Two Fast Chums, A Batting Freak, Two Captains and Dan the Man!! All fade into the Sunset!! Goodbye!
Kumar Sangakkara, Sri Lanka
The elegant left hander from Sri Lanka had announced that the World Cup 2015 will be his swansong from ODI cricket. He came into the Lankan side in place of the diminutive Romesh ‘Lil’ Kaluwitharana and through sheer hard work; determination and single minded focus blossomed into one of the best batsmen of our era.
He constantly remodeled his game according to the time and the fact that he scored 4 consecutive hundreds in the World Cup 2015 remains a testimony to how he could still have continued playing the game some time. There was to be no fairy tale end to his long career though as Sri Lanka lost the Quarter Final clash against South Africa. He played 404 matches scoring 14234 runs at an average of almost 42 with 25 tons and a mind numbing 93 half centuries!!
A Fairy Tale Farewell eluded the Great Kumar Sangakkara as Sri lanka crashed out at the Quarter Final stage with a huge loss to South Africa
Mahela Jayawardena, Sri Lanka
The close friend of Kumar Sangakkara and one of the most elegant stroke makers the game has ever seen had also indicated that the World Cup 2015 will be the last time that he will be seen playing an ODI for Sri Lanka. He started very early and was a champion school cricketer before he was leapfrogged into the Sri Lankan set up at a young age. He was one of the shrewdest captains that played the game and his presence in the middle order as well in the middle while the team is in a crunch position will be sorely missed. He steered Sri Lanka out of the woods with a composed century against Afghanistan and his centuries in the 2007 Semi Final against the Kiwis and his ton against the Indians in the 2011 Final will surely remain as his most cherished ODI innings. He played 448 matches for the Lankans scoring 12650 runs at an average of around 33 with 19 tons and 77 fifties.
Shahid Afridi, Pakistan
He seemed to have been around forever and he never changed his game right through his career. He had began his ODI career with the fastest ODI ton off just 37 balls against the Lankans in the 1990’s and he went out in a trail of fire in his last innings against the Australians in the Quarter Finals as well. Known as ‘Boom Boom’ to fans all around the globe, he always provided thorough entertainment either with the bat or with the ball. His showman pose after picking up a wicket will always stir fond memories in those who watched him play. He played 398 ODI’s for Pakistan scoring over 8000 runs at a strike rate of 117 and made 6 tons and 39 half centuries. He also picked up 395 wickets at an average of 34.5 and maintained an economy rate of 4.62 right through his long career.
Michael Clarke, Australia
Although many people do not give him the credit that he deserves for his ODI contribution to the Australian cricket the fact remains that he retires with an exemplary record and the numbers that he possesses are a testimony as to how much the Australian team will miss him.

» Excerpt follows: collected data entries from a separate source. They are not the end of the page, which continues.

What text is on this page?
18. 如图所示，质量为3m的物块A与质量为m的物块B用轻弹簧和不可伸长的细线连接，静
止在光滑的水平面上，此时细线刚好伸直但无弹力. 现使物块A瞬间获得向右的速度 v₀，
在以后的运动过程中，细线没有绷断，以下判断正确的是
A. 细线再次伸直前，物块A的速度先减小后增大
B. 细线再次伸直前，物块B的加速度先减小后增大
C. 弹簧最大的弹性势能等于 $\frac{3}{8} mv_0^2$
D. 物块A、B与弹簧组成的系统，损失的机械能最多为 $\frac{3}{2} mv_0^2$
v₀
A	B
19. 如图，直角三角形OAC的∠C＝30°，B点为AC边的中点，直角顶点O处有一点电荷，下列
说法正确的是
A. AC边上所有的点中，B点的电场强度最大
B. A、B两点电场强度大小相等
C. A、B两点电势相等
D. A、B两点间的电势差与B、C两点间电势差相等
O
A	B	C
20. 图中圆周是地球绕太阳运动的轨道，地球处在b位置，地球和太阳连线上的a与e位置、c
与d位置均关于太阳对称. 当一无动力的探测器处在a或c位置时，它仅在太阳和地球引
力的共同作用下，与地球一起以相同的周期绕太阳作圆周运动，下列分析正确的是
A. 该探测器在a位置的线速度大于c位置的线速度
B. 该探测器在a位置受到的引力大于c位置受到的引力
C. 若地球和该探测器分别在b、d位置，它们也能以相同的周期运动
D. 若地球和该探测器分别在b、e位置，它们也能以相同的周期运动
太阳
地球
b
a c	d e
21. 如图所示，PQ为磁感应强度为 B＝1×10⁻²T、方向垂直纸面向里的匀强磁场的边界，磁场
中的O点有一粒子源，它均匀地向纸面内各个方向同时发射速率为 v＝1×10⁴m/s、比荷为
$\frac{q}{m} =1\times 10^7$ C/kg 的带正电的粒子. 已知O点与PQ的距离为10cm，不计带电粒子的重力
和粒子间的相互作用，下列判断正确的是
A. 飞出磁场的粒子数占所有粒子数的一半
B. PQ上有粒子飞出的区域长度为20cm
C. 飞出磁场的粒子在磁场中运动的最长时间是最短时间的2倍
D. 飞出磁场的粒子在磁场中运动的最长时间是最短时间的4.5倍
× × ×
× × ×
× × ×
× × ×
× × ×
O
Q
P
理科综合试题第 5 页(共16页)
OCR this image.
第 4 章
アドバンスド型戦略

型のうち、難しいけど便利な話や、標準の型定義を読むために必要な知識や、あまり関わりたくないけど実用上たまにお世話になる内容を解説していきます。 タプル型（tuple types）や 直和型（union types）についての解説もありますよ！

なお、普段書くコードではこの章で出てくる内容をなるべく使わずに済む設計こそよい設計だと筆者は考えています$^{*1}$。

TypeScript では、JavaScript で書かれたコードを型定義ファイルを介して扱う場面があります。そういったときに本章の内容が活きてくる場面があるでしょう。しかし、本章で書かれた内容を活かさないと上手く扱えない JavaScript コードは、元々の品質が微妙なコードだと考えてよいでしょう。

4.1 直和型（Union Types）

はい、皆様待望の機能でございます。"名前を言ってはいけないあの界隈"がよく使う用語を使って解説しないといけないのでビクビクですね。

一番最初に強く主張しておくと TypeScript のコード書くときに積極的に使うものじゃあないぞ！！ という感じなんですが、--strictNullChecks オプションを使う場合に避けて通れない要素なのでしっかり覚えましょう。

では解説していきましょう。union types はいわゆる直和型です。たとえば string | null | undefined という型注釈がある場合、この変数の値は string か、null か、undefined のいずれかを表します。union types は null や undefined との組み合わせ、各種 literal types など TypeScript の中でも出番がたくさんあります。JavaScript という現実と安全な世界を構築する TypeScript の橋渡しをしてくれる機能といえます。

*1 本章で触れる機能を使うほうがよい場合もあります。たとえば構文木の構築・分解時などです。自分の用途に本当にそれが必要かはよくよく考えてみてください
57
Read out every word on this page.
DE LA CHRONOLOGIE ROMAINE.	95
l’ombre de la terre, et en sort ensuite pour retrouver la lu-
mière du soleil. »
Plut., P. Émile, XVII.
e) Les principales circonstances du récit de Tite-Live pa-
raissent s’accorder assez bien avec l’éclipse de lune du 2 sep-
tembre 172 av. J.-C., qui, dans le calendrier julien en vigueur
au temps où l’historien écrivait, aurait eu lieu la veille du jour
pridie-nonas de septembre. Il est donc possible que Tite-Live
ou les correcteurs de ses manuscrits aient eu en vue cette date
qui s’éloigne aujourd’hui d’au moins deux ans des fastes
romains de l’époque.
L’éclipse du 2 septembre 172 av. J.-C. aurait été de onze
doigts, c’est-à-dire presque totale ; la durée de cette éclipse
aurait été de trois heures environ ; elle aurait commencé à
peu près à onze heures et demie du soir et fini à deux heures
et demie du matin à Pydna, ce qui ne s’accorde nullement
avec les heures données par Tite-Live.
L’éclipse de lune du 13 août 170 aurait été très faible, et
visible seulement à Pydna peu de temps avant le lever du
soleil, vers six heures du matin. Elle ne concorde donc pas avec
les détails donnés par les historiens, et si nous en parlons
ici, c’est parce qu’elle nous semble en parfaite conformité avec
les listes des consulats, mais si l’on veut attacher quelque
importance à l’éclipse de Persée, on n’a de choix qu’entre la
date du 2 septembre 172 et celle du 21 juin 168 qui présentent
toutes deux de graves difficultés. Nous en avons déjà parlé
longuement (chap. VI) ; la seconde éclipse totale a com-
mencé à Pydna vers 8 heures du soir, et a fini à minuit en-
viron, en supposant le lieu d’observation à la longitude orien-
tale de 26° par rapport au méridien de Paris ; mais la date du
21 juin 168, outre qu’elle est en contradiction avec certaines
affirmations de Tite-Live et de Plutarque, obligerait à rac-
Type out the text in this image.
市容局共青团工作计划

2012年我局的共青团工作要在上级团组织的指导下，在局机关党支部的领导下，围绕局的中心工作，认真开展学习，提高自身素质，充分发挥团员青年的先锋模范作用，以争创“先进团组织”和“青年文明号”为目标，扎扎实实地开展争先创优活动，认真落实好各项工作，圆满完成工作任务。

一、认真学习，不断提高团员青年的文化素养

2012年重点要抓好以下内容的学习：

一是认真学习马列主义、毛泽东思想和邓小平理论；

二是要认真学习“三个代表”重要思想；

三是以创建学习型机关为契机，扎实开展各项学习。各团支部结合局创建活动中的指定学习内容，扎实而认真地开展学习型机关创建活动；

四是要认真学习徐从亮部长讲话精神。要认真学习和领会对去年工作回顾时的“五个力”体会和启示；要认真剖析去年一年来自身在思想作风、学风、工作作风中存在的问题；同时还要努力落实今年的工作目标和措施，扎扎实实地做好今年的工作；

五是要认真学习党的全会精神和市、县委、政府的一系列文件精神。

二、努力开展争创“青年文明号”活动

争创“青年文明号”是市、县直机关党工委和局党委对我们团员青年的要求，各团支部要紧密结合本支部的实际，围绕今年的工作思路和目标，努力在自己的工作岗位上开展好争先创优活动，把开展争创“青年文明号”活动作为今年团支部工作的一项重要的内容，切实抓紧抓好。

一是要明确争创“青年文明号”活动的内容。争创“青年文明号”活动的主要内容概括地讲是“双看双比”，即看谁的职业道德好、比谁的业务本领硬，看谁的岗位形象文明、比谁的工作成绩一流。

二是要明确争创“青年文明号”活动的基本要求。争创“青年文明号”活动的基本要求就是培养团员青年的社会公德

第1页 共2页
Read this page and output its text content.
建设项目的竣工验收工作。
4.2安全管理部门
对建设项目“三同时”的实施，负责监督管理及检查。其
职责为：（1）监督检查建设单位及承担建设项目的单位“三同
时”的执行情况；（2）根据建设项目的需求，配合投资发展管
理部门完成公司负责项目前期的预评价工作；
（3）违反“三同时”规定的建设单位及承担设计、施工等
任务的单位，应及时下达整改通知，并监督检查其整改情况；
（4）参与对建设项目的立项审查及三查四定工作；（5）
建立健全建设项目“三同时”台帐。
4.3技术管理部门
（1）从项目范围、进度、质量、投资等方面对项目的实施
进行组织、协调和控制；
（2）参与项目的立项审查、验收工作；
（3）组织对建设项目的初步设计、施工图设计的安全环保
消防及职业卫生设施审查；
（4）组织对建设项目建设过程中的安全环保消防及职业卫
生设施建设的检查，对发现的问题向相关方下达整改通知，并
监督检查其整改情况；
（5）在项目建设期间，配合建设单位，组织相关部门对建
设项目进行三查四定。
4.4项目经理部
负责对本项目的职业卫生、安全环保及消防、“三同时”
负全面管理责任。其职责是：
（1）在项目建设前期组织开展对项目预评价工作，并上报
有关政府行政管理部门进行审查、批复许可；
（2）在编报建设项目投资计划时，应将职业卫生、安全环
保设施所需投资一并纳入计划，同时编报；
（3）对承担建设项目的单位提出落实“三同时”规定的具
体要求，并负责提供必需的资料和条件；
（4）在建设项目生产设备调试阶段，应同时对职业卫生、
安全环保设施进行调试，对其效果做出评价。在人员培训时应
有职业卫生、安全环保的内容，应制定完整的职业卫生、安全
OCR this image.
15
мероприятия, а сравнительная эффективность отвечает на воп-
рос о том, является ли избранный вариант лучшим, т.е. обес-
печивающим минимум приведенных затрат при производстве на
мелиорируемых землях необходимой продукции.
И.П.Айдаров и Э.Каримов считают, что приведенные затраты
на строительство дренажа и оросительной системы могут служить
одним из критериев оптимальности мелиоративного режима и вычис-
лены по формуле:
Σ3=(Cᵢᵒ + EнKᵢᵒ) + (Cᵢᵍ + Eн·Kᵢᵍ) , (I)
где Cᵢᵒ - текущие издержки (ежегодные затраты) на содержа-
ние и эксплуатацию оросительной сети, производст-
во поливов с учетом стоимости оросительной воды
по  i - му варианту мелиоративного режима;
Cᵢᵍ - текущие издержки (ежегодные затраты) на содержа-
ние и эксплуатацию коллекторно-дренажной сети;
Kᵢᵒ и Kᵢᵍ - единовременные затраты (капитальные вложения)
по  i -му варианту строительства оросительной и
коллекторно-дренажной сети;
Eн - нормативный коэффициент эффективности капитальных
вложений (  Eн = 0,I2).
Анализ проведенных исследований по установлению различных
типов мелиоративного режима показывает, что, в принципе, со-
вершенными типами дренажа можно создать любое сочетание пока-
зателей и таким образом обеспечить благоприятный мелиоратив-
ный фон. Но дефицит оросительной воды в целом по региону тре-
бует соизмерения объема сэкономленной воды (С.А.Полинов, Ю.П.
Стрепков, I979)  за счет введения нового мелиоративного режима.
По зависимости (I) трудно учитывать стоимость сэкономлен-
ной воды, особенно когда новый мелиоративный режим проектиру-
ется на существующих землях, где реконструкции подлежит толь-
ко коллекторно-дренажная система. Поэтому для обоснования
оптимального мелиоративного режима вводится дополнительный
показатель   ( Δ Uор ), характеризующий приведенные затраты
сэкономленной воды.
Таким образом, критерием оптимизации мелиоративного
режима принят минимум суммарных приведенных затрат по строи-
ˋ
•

He was also a fine leader and his aggressive field settings and attacking moves meant that Australia played a brand of cricket that made the right sound, always. He was a brilliant player of spin bowling and shored up the middle order with class and panache many times. He retired as a World Cup winning captain at MCG as Australians beat the Kiwis by 7 wickets. He appeared in 245 matches for the Aussies making 7981 runs at an average almost touching 45 which included 8 tons and 58 half centuries.
Daniel Vettori, New Zealand
Vettori joined the Kiwi team as a young and gangly bespectacled boy and was soon one of the leading spinners of the game. He did not turn the ball much but his excellent control of the flight and pace along with subtle changes in line and length meant that he could always deceive the very best. The fact that he played for so long in the generally seaming conditions in New Zealand and prospered speaks volumes for the skills and quality of this man. He was the go to man for many a captain and was also a handy bat.
He also led New Zealand briefly when they were in not such a good state and did so admirably. He will be remembered for his calmness and Zen like approach to cricket. He played 295 matches for the Black Caps picking up 305 wickets at an average of 31 while maintaining a miserly economy rate of just 4.1. He also scored 2253 runs at an average of almost 18 which included 4 half centuries.
Other Cricketers who retired at the end of this World Cup are Misbah Ul Haq, Kyle Mills and Brad Haddin.
Which of these cricketers will you miss the most and why?